On 9 October 1991, Budhsignhwala along with Bhindranwale Tiger Force, Khalistan Commando Force, and the Sikh Students Federation kidnapped Romanian charge d’affaires Lividu Radu. Radu was taken from his car at around 8 am. He was forced into the vehicle of Budhsinghwala and co by 4 Sikhs who were armed. Quickly after the kidnapping, many raids were launched by security forces. Exit routes from Delhi were blocked and authorities in Uttar Pradesh and Haryana were warned of the situation. The kidnappers demanded the release of the killers of General Vaidya. Two of whom were Harjinder Singh Jinda, and Sukhdev Singh Sukha.The kidnappers threatened to kill Radu if their demands weren't met by 19 October. The deadline passed, but Sikh militants did not harm Radu. The Indian government refused to meet any of the Sikh's demands. Radu was kept in Delhi until 27 October. He was then moved to Punjab by car. On 25 November Radu was released unharmed after 48 days.

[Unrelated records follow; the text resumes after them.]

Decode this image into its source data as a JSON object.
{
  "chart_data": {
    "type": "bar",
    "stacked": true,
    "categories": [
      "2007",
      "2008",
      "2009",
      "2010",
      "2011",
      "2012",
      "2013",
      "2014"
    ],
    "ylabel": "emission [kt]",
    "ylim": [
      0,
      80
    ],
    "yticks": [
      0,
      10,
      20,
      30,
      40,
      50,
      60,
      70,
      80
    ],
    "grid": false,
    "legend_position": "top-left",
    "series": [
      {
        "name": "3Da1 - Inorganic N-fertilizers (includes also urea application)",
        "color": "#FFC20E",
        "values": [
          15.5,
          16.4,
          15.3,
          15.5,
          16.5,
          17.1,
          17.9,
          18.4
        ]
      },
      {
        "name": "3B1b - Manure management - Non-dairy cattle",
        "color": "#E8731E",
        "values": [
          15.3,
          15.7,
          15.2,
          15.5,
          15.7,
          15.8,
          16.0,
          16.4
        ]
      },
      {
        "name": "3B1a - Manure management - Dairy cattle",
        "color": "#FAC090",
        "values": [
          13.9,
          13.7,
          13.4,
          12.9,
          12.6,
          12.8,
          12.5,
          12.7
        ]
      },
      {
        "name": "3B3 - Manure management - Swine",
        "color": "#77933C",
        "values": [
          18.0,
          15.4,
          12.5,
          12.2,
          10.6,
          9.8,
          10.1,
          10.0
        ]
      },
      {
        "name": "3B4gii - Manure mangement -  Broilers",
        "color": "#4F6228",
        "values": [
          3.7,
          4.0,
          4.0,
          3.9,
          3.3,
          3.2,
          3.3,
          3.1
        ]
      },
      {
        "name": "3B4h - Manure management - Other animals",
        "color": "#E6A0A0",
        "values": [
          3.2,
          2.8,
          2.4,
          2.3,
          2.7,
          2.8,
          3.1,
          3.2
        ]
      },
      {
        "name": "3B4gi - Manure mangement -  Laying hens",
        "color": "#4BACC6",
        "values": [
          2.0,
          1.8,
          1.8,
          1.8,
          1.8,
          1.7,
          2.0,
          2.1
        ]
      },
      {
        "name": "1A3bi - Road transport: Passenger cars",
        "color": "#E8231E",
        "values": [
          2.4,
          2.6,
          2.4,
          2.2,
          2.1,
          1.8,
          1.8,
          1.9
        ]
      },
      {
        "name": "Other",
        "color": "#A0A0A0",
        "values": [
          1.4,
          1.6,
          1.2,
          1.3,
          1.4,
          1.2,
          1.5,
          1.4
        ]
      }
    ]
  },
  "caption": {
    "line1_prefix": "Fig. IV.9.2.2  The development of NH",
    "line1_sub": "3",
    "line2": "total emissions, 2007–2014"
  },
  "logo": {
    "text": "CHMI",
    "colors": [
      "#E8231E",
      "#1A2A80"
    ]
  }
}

On 26 October 1991, R. N. Goyal, Chief Health Officers Ludhiana, Bachitar Singh Director Health Services Punjab, and 5 others were killed by KCF, KLF, BTFK, BKI, and SSF. They claimed that the doctors had discriminated against Sikhs, and aided the police in extrajudicial killings.

=== Wanted for ===
Budhsinghwala was responsible for the killings of over 1,000 people including key police officers and politicians.

==Death==
Budhsinghwala was killed in a police encounter on 29 July 1992, in Ludhiana, when he and other members of KLF were meeting. The firefight took several hours. Police stated that Singh was killed in the house where a meeting was taking place, while some witnesses claim that he was killed in an alleyway 50 m away from the house. His body was not returned to his family and was secretly cremated as police feared that his body might be used as a propaganda tool. At the time of his death, he was wanted in 37 cases of assassination.

There was a 2.5 million rupee bounty on Gurjant Singh at his time of death.

A two-day general strike was started in Chandigarh by all Akali Dal factions to protest against the killing of Budhsinghwala. According to police it had, "…paralysed life in six districts."

After Budhsinghwala's death, Pritam Singh Sekhon succeeded him as head of the KLF.